Dataset Card for People's Speech

Table of Contents

Dataset Description

Dataset Summary

The People's Speech Dataset is among the world's largest English speech recognition corpus today that is licensed for academic and commercial usage under CC-BY-SA and CC-BY 4.0. It includes 30,000+ hours of transcribed speech in English languages with a diverse set of speakers. This open dataset is large enough to train speech-to-text systems and crucially is available with a permissive license.

Supported Tasks and Leaderboards

[Needs More Information]

Languages

English

Dataset Structure

Data Instances

{ "id": "gov_DOT_uscourts_DOT_scotus_DOT_19-161/gov_DOT_uscourts_DOT_scotus_DOT_19-161_DOT_2020-03-02_DOT_mp3_00002.flac", "audio": { "path": "gov_DOT_uscourts_DOT_scotus_DOT_19-161/gov_DOT_uscourts_DOT_scotus_DOT_19-161_DOT_2020-03-02_DOT_mp3_00002.flac" "array": array([-6.10351562e-05, ...]), "sampling_rate": 16000 } "duration_ms": 14490, "text": "contends that the suspension clause requires a [...]" }

Data Fields

{ "id": datasets.Value("string"), "audio": datasets.Audio(sampling_rate=16_000), "duration_ms": datasets.Value("int32"), "text": datasets.Value("string"), }

Data Splits

We provide the following configurations for the dataset: cc-by-clean, cc-by-dirty, cc-by-sa-clean, cc-by-sa-dirty, and microset.
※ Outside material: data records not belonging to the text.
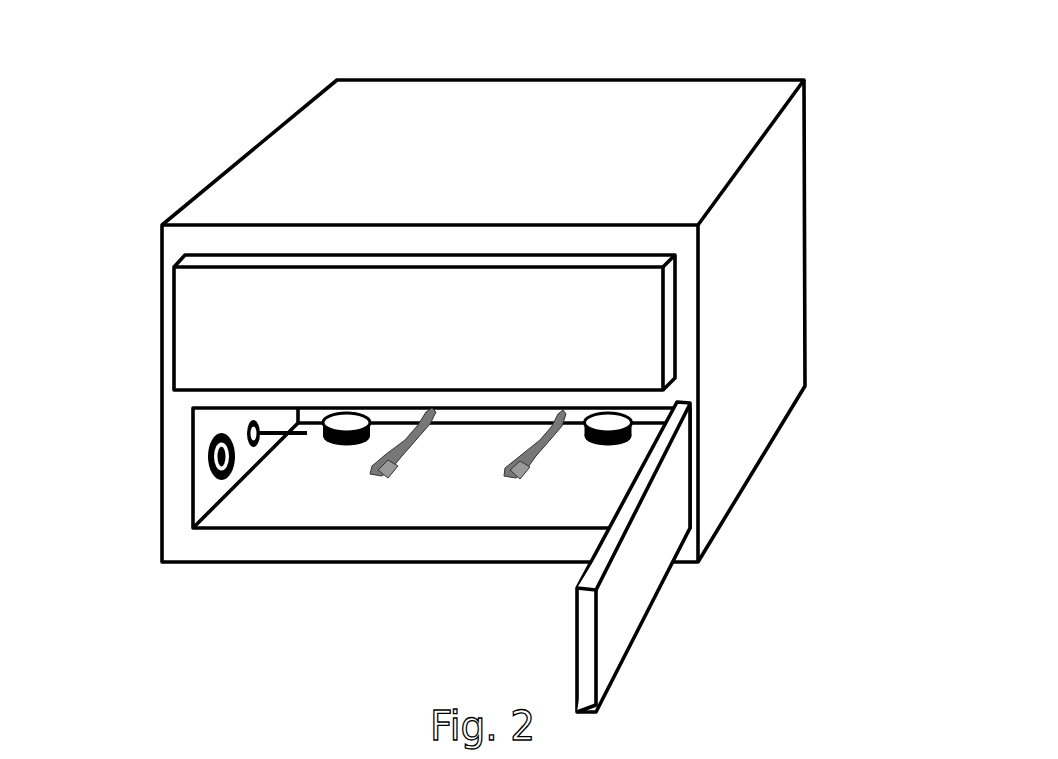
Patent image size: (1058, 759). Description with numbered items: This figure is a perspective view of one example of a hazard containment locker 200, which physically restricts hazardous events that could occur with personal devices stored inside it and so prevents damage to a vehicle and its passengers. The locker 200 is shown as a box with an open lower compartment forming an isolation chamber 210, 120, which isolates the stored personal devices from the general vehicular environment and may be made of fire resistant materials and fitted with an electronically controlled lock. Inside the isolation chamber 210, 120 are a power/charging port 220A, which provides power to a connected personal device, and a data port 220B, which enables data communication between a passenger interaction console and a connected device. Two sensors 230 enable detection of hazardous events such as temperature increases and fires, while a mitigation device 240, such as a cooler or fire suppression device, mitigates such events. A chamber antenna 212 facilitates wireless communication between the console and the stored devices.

The hazard containment locker 200 is at (96, 65).
The isolation chamber 210 is at (188, 414).
The isolation chamber 120 is at (400, 552).
The chamber antenna 212 is at (285, 437).
The sensor 230 is at (340, 446).
The mitigation device 240 is at (220, 480).
The power/charging port 220A is at (400, 470).
The data port 220B is at (538, 470).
We don't provide splits for any of the configurations.

Dataset Creation

Curation Rationale

See our paper.

Source Data

Initial Data Collection and Normalization

Data was downloaded via the archive.org API. No data inference was done.

Who are the source language producers?

[Needs More Information]

Annotations

Annotation process

No manual annotation is done. We download only source audio with already existing transcripts.

Who are the annotators?

For the test and dev sets, we paid native American English speakers to do transcriptions. We do not know the identities of the transcriptionists for data in the training set. For the training set, we have noticed that some transcriptions are likely to be the output of automatic speech recognition systems.
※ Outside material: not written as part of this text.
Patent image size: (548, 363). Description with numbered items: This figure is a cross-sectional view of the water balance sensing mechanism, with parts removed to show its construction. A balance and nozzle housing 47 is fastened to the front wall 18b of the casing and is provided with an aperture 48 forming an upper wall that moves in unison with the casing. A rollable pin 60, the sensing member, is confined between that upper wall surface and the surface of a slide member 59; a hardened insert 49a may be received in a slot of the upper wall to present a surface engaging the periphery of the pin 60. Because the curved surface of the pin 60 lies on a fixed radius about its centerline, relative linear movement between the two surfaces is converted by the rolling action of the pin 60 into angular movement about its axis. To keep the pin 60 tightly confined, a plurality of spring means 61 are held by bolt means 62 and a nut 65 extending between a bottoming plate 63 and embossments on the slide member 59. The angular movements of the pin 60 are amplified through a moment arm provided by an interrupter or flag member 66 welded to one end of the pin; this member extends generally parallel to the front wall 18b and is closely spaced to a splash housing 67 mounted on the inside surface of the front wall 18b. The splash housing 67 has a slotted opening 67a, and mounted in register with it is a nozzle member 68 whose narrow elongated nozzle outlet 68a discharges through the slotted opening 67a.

Personal and Sensitive Information

Several of our sources are legal and government proceedings, spoken histories, speeches, and so on. Given that these were intended as public documents and licensed as such, it is natural that the involved individuals are aware of this.
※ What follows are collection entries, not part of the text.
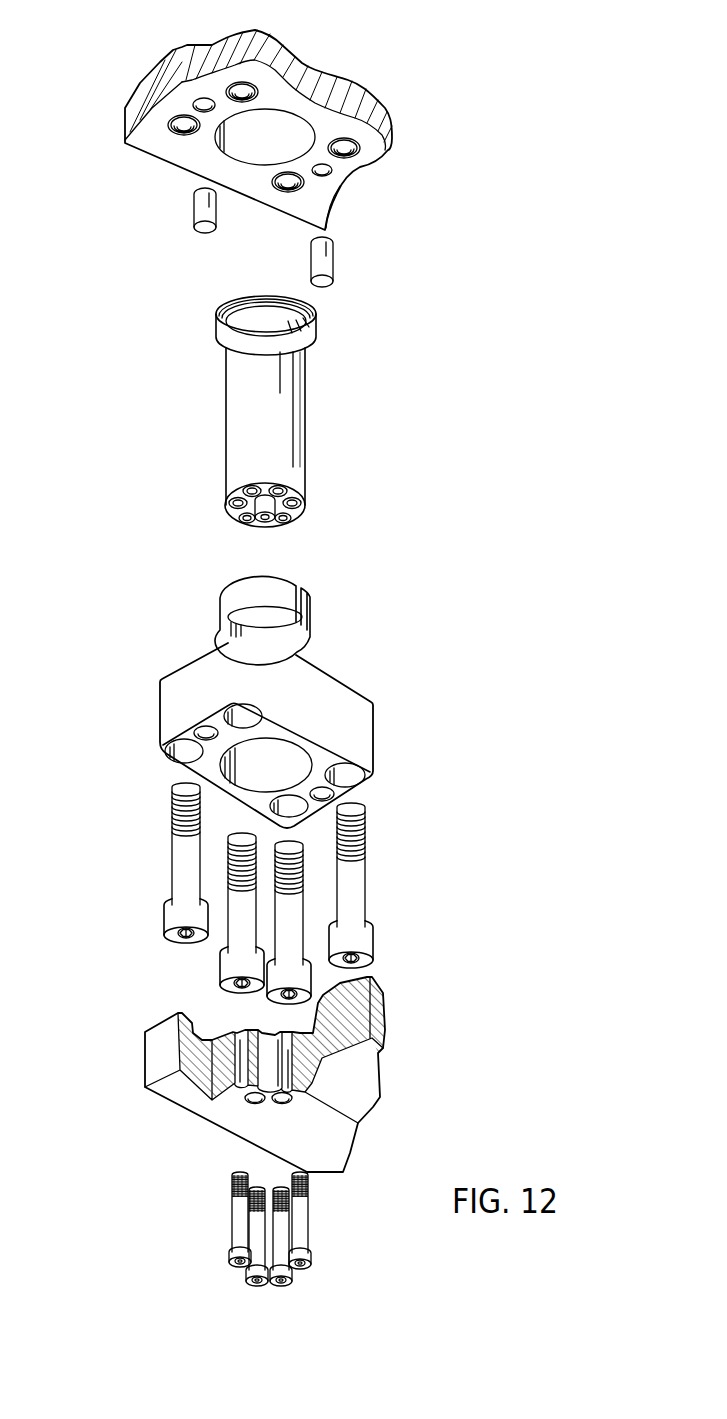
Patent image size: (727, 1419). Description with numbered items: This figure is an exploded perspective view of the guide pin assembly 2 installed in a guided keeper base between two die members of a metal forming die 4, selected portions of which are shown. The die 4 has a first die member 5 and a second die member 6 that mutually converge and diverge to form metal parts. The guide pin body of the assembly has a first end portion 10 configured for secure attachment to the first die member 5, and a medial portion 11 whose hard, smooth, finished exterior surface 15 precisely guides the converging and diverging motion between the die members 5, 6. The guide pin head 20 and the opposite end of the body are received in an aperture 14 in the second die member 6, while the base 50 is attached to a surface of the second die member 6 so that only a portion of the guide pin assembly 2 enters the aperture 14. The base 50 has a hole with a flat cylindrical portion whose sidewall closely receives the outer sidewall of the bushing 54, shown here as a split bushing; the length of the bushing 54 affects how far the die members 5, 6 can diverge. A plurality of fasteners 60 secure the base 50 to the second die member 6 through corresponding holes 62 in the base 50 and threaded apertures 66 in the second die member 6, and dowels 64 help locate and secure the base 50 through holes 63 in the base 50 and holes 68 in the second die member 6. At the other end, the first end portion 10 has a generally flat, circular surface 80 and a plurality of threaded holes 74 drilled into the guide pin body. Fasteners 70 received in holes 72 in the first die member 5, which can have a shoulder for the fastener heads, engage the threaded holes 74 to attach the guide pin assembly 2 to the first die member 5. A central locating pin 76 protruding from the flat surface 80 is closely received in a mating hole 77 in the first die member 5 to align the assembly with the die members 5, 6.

The guide pin assembly 2 is at (276, 426).
The die 4 is at (254, 120).
The first die member 5 is at (290, 1074).
The second die member 6 is at (179, 46).
The first end portion 10 is at (299, 500).
The medial portion 11 is at (226, 400).
The aperture 14 is at (235, 150).
The exterior surface 15 is at (306, 435).
The guide pin head 20 is at (320, 325).
The base 50 is at (280, 702).
The bushing 54 is at (313, 604).
The fasteners 60 is at (170, 860).
The holes 62 is at (177, 761).
The holes 63 is at (335, 794).
The dowels 64 is at (196, 212).
The threaded apertures 66 is at (168, 127).
The holes 68 is at (329, 173).
The fasteners 70 is at (304, 1223).
The holes 72 is at (300, 1065).
The threaded holes 74 is at (237, 513).
The locating pin 76 is at (272, 525).
The hole 77 is at (294, 1094).
The flat surface 80 is at (291, 492).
Considerations for Using the Data

Social Impact of Dataset

The dataset could be used for speech synthesis. However, this requires careful cleaning of the dataset, as background noise is not tolerable for speech synthesis.

The dataset could be used for keyword spotting tasks as well. In particular, this is good use case for the non-English audio in the dataset.

Our sincere hope is that the large breadth of sources our dataset incorporates reduces existing quality of service issues today, like speech recognition system’s poor understanding of non-native English accents. We cannot think of any unfair treatment that come from using this dataset at this time.

Discussion of Biases

Our data is downloaded from archive.org. As such, the data is biased towards whatever users decide to upload there.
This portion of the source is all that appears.